ATTACKING ACADEMIC freedom is all in a day's work for Lynne Cheney.

Following the September 11 attacks, the American Council of Trustees and Alumni--a group co-founded by the wife of the vice president--released a rabid assault on professors who dared to speak out against the U.S. bombing of Afghanistan. Now, Lynne Cheney is apparently behind the Education Department destroying more than 300,000 copies of a new printing of a parent's guide called "Helping Your Child Learn History."

The 10-year-old guide is aimed at helping parents present historical information to their kids. But Cheney objected to the book because it mentions the National Standards for History--a set of guidelines developed by scholars in the 1990s to present a more balanced view of history.

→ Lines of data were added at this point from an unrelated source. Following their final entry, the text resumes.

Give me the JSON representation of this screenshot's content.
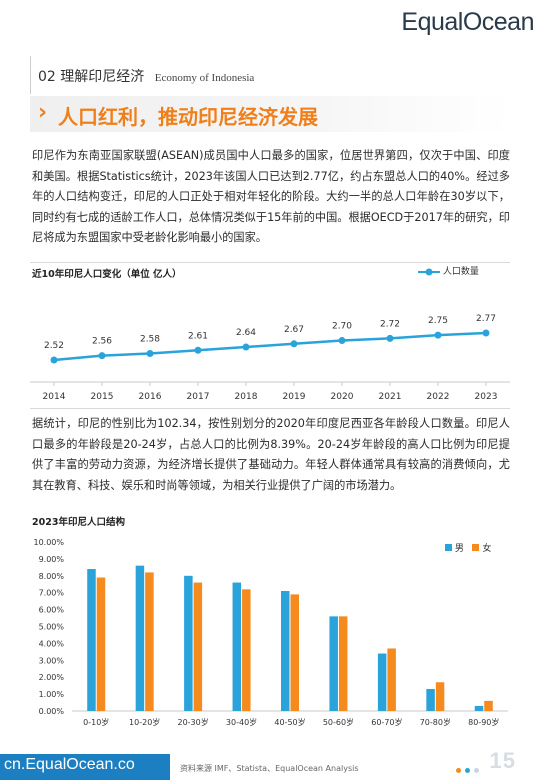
{
  "brand": {
    "logo": "EqualOcean"
  },
  "section": {
    "label": "02 理解印尼经济",
    "label_en": "Economy of Indonesia"
  },
  "hero": {
    "title": "人口红利，推动印尼经济发展"
  },
  "paragraph1": "印尼作为东南亚国家联盟(ASEAN)成员国中人口最多的国家，位居世界第四，仅次于中国、印度和美国。根据Statistics统计，2023年该国人口已达到2.77亿，约占东盟总人口的40%。经过多年的人口结构变迁，印尼的人口正处于相对年轻化的阶段。大约一半的总人口年龄在30岁以下，同时约有七成的适龄工作人口，总体情况类似于15年前的中国。根据OECD于2017年的研究，印尼将成为东盟国家中受老龄化影响最小的国家。",
  "paragraph2": "据统计，印尼的性别比为102.34，按性别划分的2020年印度尼西亚各年龄段人口数量。印尼人口最多的年龄段是20-24岁，占总人口的比例为8.39%。20-24岁年龄段的高人口比例为印尼提供了丰富的劳动力资源，为经济增长提供了基础动力。年轻人群体通常具有较高的消费倾向，尤其在教育、科技、娱乐和时尚等领域，为相关行业提供了广阔的市场潜力。",
  "chart_data": [
    {
      "type": "line",
      "title": "近10年印尼人口变化（单位  亿人）",
      "x": [
        "2014",
        "2015",
        "2016",
        "2017",
        "2018",
        "2019",
        "2020",
        "2021",
        "2022",
        "2023"
      ],
      "series": [
        {
          "name": "人口数量",
          "values": [
            2.52,
            2.56,
            2.58,
            2.61,
            2.64,
            2.67,
            2.7,
            2.72,
            2.75,
            2.77
          ],
          "color": "#29a3da"
        }
      ],
      "legend": "top-right"
    },
    {
      "type": "bar",
      "title": "2023年印尼人口结构",
      "categories": [
        "0-10岁",
        "10-20岁",
        "20-30岁",
        "30-40岁",
        "40-50岁",
        "50-60岁",
        "60-70岁",
        "70-80岁",
        "80-90岁"
      ],
      "series": [
        {
          "name": "男",
          "values": [
            8.4,
            8.6,
            8.0,
            7.6,
            7.1,
            5.6,
            3.4,
            1.3,
            0.3
          ],
          "color": "#29a3da"
        },
        {
          "name": "女",
          "values": [
            7.9,
            8.2,
            7.6,
            7.2,
            6.9,
            5.6,
            3.7,
            1.7,
            0.6
          ],
          "color": "#f58a1f"
        }
      ],
      "yticks": [
        "0.00%",
        "1.00%",
        "2.00%",
        "3.00%",
        "4.00%",
        "5.00%",
        "6.00%",
        "7.00%",
        "8.00%",
        "9.00%",
        "10.00%"
      ],
      "ylim": [
        0,
        10
      ],
      "legend": "top-right"
    }
  ],
  "footer": {
    "url": "cn.EqualOcean.co",
    "source": "资料来源  IMF、Statista、EqualOcean Analysis",
    "page": "15",
    "dot_colors": [
      "#f58a1f",
      "#29a3da",
      "#c9d6e0"
    ]
  }
}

When they were created, Cheney led a campaign against the standards, claiming that they were not "positive" enough about American achievements--because they contained repeated references to the Ku Klux Klan and Sen. Joseph McCarthy, and mentioned escaped slave Harriet Tubman six times, while Paul Revere, Robert E. Lee and the Wright brothers went unmentioned.

The furor over the standards led to their revision--and even most right-wing critics were satisfied. But not Cheney. Despite the fact that she holds no actual government position, her office was able to get the Education Department to "recycle" the guides--which cost more than $110,000 to print.

"That's a pretty god-awful example of spending the taxpayers' money and also a pretty god-awful example of interference--intellectual interference," retired UCLA professor Gary Nash, co-chair of the effort to develop the National Standards for History, told the Los Angeles Times. "If that's not Big Brother or Big Sister, I don't know what is."